In total i have around 9,000 input sequences.
Is 3,751 being removed/aligning poorly means I am doing something wrong or if that level of filtering is normal?
MY first time using picrust2, and wondering if I am inputing the data wrong or something?
(picrust2) picrust2_out_pipeline % place_seqs.py -s ../seqs.fna -o out.tre -p 1 \
--intermediate intermediate/place_seqs
**Warning - 3751 input sequences aligned poorly to reference sequences** (--min_align option specified a minimum proportion of 0.8 aligning to reference sequences). These input sequences will not be placed and will be excluded from downstream steps
Depends on the input, environment of the samples, etc.

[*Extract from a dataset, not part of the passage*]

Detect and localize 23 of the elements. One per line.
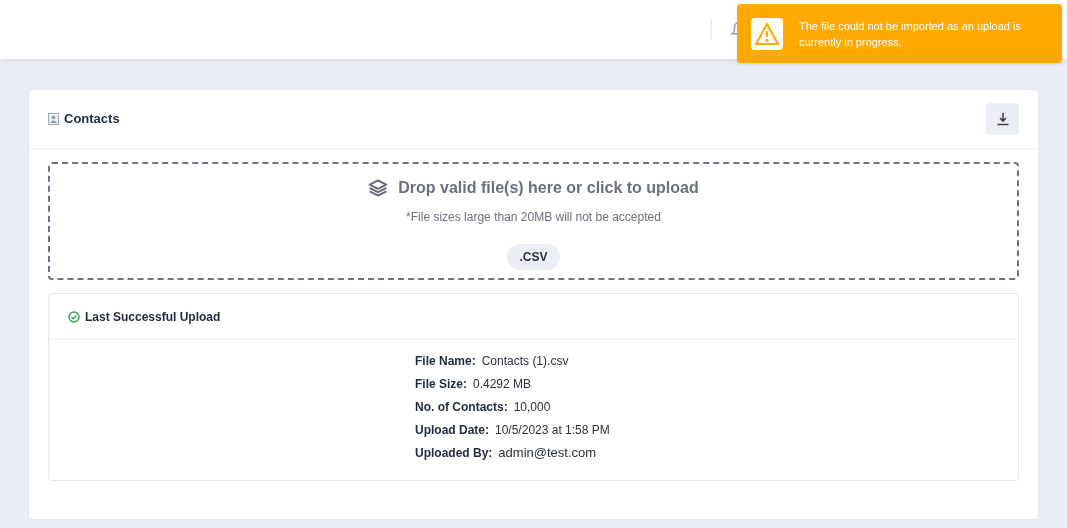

That means, that in your sample that many sequences don't have a good reference within PICRUSt2. Be careful with interpretation, because 40% of your data won't be used for predictions.
Hi @kkl45,
What type of environment are you sequencing? This seems high for human gut, but normal (at least as far as I know) for environmental samples. It may be worth checking with the PICRUSt folks though - they'll have a much better handle.
As for a sanity check, I would do your typical 16S analyses on the data that you're providing as input to PICRUSt (i.e., same filters/etc applied) and make sure that that aligns with an expectations you have about the samples.